Reelin is a secreted glycoprotein that is integral in neocortex development and synaptic function. Reelin exists as a homodimer with two chains linked by a disulfide bond at cysteine 2101, a feature that is vital to the protein’s function. This is highlighted by the fact that only dimeric Reelin can elicit efficient, canonical signaling, even though a mutated (C2101A) monomeric construct of Reelin retains the capacity to bind to its receptors. Receptor clustering has been shown to be important in the signaling pathway, however direct evidence regarding the stoichiometry of Reelin-receptor binding interaction is lacking. Here we describe the construction and purification of a heterodimeric Reelin construct to investigate the stoichiometry of Reelin-receptor binding and how it affects Reelin pathway signaling. We have devised different strategies and have finalized a protocol to produce a heterodimer of Reelin’s central fragment using differential tagging and tandem affinity chromatography, such that chain A is wild type in amino acid sequence whereas chain B includes a receptor binding site mutation (K2467A). We also validate that the heterodimer is capable of binding to the extracellular domain of one of Reelin’s known receptors, calculating the K_D of the interaction. This heterodimeric construct will enable us to understand in greater detail the mechanism by which Reelin interacts with its known receptors and initiates pathway signaling.

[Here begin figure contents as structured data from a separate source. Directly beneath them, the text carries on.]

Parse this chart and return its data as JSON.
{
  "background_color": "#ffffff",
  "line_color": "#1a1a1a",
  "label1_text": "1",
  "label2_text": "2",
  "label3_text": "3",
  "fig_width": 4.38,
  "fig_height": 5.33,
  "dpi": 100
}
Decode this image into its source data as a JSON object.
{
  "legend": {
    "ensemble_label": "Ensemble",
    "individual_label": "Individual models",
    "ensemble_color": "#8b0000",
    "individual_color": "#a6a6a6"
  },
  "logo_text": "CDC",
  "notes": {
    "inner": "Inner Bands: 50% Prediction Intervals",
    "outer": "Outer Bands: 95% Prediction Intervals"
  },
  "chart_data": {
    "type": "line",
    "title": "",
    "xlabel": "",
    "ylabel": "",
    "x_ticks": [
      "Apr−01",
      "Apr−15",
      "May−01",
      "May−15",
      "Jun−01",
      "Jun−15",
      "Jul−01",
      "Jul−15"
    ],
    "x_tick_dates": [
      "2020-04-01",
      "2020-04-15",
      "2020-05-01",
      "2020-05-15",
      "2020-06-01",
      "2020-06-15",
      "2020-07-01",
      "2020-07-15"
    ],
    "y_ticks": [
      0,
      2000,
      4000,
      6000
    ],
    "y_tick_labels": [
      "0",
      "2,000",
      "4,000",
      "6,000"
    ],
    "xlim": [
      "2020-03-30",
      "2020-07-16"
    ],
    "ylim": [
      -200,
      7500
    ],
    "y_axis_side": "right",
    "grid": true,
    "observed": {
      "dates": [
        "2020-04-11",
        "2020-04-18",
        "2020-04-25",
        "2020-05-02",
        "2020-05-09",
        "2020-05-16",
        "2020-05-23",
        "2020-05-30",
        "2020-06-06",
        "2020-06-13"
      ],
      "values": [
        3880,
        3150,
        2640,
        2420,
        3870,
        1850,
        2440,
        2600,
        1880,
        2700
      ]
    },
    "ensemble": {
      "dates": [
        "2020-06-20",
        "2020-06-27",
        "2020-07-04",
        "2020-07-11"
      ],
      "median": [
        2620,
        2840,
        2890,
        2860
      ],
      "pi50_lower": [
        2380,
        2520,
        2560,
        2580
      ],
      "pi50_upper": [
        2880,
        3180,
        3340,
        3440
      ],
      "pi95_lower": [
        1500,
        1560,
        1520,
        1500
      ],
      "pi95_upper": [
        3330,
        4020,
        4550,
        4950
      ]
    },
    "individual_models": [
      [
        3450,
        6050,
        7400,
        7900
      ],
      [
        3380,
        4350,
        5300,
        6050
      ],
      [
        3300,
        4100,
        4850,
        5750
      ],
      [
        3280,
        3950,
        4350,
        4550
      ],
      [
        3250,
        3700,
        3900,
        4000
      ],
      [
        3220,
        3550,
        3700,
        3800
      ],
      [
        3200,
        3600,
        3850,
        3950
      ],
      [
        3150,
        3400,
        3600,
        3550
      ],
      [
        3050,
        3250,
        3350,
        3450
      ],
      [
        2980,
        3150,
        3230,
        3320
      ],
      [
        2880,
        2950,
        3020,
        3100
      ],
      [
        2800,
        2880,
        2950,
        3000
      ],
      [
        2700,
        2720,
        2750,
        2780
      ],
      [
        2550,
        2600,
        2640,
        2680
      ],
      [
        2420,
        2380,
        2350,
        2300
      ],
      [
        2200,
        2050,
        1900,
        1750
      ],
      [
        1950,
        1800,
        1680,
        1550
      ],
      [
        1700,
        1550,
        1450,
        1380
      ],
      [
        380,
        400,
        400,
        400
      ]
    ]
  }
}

Reelin是一种分泌的糖蛋白，在新皮层发育和突触功能中不可或缺。Reelin以同型二聚体的形式存在，其两条链在半胱氨酸2101处通过二硫键连接，该特征对蛋白质的功能至关重要。这点突出了一个事实，即即使Reelin的突变（C2101A）单体构建体保留了与其受体结合的能力，只有二聚体Reelin才能引发有效的规范信号转导。受体簇已被证明在信号通路中很重要，但是缺乏关于Reelin-受体结合相互作用的化学计量的直接证据。在这里，我们描述了异二聚体Reelin构建体的构建和纯化，以研究Reelin-受体结合的化学计量及其如何影响Reelin途径信号传导。我们已设计出不同的策略并完成了使用差异标记和串联亲和色谱法生产Reelin中心片段异二聚体的方案，以使链A在氨基酸序列中为野生型，而链B包含受体结合位点突变（K2467A）。我们还验证了异二聚体能够与Reelin已知受体之一的胞外域结合，从而计算K_D的互动。这种异二聚体构建体将使我们能够更详细地了解Reelin与它的已知受体相互作用并启动途径信号传导的机制。